A lot of things like the NBA season starting a fortnight earlier meaning less back to backs, reduced length of road trips could that make your modelling a little bit different as opposed to previous seasons?
KL: “Absolutely, and that’s the thing with sport it’s a landscape that keeps changing. It’s really trying to keep optimising the best way of doing things either for players, audiences or television revenue. There is a little bit of continual optimising but for the most part the sport essentially stays the same over the preceding five years. I won’t use data that’s older than that.
“There’s still back to backs but other things like three games in four nights doesn’t exist anymore.

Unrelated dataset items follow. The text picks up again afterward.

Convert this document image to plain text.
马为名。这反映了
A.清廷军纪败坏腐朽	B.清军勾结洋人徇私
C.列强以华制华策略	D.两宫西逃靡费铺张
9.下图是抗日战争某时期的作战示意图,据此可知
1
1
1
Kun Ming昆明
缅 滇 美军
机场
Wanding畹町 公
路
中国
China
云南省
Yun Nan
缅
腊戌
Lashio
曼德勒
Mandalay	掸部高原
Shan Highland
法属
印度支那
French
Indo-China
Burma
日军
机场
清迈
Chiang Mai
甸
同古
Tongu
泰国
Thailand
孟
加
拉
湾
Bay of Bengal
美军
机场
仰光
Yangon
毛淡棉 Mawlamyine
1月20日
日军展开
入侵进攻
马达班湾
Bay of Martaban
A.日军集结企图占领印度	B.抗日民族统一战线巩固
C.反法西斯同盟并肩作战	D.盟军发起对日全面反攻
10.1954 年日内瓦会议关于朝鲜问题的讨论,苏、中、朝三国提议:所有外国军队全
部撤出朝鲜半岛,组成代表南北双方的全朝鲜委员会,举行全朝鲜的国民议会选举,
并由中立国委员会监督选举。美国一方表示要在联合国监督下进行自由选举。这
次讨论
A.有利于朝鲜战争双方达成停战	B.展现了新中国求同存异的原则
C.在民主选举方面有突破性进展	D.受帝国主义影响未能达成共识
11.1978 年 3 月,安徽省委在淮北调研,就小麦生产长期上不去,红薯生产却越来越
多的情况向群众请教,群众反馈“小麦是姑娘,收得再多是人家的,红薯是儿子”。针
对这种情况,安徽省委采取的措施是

I can find out other ways of trying to code that information in there so it’s applicable for something from four years ago to last year.”
What kinds of outcomes have you predicted for the season ahead?
KL: “At the moment it tells me who will win each match. I’m tweaking it slightly so it can tell me something about the margin of victory. There’s a lot of bets that can be placed on the line markets so I’ll look to tweak that to tell me the likelihood of events happening in terms of line markets as well. This is all at an individual match level.”
Does Betfair get any benefit from your work, does it boost their modelling credentials?
KL: “Not necessarily. This is stuff that I do outside of work. We do have data scientists whose job is to build sports models with the primary view of trying to educate some of our customers. Betfair is a bit different from other bookmakers out there in a sense it’s an exchange and our revenues are made from commissions from winning bets. Our strategy is to try and educate our customers to make more models and get more sophisticated with their betting so they can win more. We’ve got internal data scientists as well as some providers we outsource as experts who build these tools which we showcase to our customers.”
What makes a more sophisticated bettor?
KL: “There’s a few different ways. We’ve got a wide mix of customers some are born and bred into racing families and they have a lot of knowledge of the industry growing up that they can work into betting insight. We also have a bunch of data scientists who have never watched a race in their life or even set foot at a racecourse but they purely play with the data. Then we have people who come from a financial background who essentially trade in prices.
“There’s no one solution that fits all. It’s all about finding that edge and maintaining it.”